Chris Dornin, chief executive of the Dornin Investment Group, a real estate investment firm that acquired the property late last year, confirmed Tuesday that Horst Noppenberger is no longer the lead architect on The Coast Inn project. The hotel, at 1401 S. Coast Hwy., was built in the 1920s and housed the famed Boom Boom Room, a popular gay nightclub in the '80s.
Dornin said he and Noppenberger parted ways six weeks ago.
"We came to the conclusion we can't work together," Dornin said. "There's no bad blood. We decided to go in a different direction."
In an email, Noppenberger said the decision to split up was mutual and based on "an incompatible working relationship."
Noppenberger and Dornin had teamed with sculptor Louis Longi on the hotly contested 30-unit artist live-work project for Laguna Canyon, which has been appealed to the California Coastal Commission. In April, the Laguna Beach City Council, by a 3-2 vote, denied an appeal of the artist live-work project and upheld the Planning Commission's 3-2 approval of the facility.
"In retrospect, I understand that this unfortunate situation [parting ways on The Coast Inn renovation] may have arisen out of the tremendous amount of stress involved in seeing the Longi project through to an approval," Noppenberger said. "Therefore, I wish DIG [Dornin Investment Group] and Louis Longi the best for their projects."
Doug Walton, with whom Dornin has worked in the past, is the new architect for The Coast Inn project.
Dornin, a Laguna Beach resident, and his team purchased the property for $11 million in December. The hotel includes 24 rooms and a 6,274-square-foot bar and restaurant area.
"The intent is to maintain the existing mass and scale of The Coast Inn, as well as its use and spatial configuration, while upgrading both the interior and exterior," Dornin wrote in a follow-up email.
The total bar and restaurant area will increase to 7,095 square feet and be spread among multiple levels.

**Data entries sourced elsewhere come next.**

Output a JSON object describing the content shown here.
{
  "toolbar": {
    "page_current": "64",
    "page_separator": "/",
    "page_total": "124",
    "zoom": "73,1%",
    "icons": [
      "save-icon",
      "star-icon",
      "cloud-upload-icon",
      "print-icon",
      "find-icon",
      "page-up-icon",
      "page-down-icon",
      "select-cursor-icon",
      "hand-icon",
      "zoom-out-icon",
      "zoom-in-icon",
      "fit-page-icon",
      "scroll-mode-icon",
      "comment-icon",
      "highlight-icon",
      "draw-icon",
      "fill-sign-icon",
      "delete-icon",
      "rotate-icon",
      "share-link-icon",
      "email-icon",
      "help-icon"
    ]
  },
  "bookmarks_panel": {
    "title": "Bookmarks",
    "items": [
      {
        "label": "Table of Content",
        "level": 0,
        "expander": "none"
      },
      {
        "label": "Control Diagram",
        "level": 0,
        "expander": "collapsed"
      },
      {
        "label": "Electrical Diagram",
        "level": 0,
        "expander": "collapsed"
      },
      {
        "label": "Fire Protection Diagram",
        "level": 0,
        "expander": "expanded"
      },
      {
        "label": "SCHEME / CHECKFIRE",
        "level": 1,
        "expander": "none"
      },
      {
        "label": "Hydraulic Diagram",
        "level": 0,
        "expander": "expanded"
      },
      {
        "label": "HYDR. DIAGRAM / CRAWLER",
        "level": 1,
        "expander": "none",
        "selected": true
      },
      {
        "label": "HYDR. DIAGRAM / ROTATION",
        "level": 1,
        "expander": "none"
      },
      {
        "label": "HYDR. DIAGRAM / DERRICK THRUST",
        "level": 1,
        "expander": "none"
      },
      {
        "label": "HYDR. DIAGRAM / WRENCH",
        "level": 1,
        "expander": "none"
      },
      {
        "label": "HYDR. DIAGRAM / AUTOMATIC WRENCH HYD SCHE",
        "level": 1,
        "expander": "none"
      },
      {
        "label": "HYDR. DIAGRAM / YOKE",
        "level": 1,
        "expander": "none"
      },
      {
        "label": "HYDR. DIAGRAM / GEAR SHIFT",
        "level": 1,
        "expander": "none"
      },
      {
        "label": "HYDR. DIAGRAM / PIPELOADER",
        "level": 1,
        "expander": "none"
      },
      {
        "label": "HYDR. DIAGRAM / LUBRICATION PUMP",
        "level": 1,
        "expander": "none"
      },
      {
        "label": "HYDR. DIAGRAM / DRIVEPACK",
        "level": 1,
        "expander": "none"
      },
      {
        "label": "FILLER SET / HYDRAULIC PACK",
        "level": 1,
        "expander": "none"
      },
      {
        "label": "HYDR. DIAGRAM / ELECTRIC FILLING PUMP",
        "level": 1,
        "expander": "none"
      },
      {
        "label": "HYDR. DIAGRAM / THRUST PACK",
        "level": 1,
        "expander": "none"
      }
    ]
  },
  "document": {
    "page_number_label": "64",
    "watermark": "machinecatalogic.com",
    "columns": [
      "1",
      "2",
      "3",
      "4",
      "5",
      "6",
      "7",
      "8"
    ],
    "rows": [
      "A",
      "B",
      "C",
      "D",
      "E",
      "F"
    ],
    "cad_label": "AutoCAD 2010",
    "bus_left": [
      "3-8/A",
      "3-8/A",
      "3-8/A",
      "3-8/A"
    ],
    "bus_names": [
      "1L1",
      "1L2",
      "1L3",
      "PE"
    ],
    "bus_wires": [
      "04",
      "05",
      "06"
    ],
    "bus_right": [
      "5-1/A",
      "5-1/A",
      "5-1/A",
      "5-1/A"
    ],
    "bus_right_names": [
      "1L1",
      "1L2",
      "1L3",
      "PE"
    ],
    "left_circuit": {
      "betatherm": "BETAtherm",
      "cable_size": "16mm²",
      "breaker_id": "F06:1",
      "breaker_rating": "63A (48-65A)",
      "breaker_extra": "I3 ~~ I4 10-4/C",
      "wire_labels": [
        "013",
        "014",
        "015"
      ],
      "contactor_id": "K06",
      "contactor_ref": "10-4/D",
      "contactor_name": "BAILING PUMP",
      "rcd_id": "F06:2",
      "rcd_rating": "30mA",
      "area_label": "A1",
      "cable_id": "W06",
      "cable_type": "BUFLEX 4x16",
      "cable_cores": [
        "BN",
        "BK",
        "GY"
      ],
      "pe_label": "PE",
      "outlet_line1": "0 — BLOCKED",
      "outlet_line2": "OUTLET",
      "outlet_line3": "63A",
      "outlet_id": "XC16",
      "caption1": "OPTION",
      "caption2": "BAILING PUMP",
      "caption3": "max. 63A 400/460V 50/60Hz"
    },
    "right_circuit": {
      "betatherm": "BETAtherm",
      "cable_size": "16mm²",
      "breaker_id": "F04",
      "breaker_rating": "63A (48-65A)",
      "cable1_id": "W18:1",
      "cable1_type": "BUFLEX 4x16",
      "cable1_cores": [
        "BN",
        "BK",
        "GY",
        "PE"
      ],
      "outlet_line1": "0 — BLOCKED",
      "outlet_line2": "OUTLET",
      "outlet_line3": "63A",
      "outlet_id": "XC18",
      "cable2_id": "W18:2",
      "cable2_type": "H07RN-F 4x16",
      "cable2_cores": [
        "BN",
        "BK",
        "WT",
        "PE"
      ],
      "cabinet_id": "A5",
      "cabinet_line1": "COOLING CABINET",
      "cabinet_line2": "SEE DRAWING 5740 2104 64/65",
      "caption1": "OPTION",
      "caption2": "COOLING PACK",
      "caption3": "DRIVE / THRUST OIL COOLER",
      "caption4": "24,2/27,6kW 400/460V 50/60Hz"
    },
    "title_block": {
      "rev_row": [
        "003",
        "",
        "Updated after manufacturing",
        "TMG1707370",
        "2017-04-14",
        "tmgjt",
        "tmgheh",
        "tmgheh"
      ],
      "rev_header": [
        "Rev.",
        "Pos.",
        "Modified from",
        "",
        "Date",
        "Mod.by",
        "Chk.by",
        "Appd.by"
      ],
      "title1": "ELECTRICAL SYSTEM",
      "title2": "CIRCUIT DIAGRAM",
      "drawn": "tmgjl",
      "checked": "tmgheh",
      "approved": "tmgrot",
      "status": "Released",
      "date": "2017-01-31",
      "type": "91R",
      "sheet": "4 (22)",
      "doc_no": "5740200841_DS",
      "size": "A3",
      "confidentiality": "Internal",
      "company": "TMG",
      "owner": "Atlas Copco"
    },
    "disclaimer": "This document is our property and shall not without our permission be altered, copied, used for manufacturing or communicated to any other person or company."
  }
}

Three lower-level rooms will be relocated to the fourth floor to make way for a bar with ocean views, and a 2,259-square-foot rooftop deck and bar will be created, Dornin said. The rooftop deck's square footage is included in the hotel's total bar and restaurant area.
Coast Liquor, a convenience store adjacent to the property, will also be upgraded to include pre-packaged takeout sandwiches and sidewalk seating, Dornin said.
The goal is to make the hotel "more functional" while maintaining its historic character, Dornin said.
Design plans are being finalized to comply with city code, and Dornin is working with a historical consultant. The project is expected to cost $5 million, he said.
Room rates have not been determined, but Dornin said they are likely to be comparable to other small boutique hotels with limited amenities. Visitors currently rent rooms by the month, Dornin said.
The Boom Boom Room closed in 2007, and at one point, the former developer wanted to morph the facility into a 10-room boutique hotel with a 13-space parking structure.
Dornin hopes the city will schedule a Planning Commission public hearing on the project in September.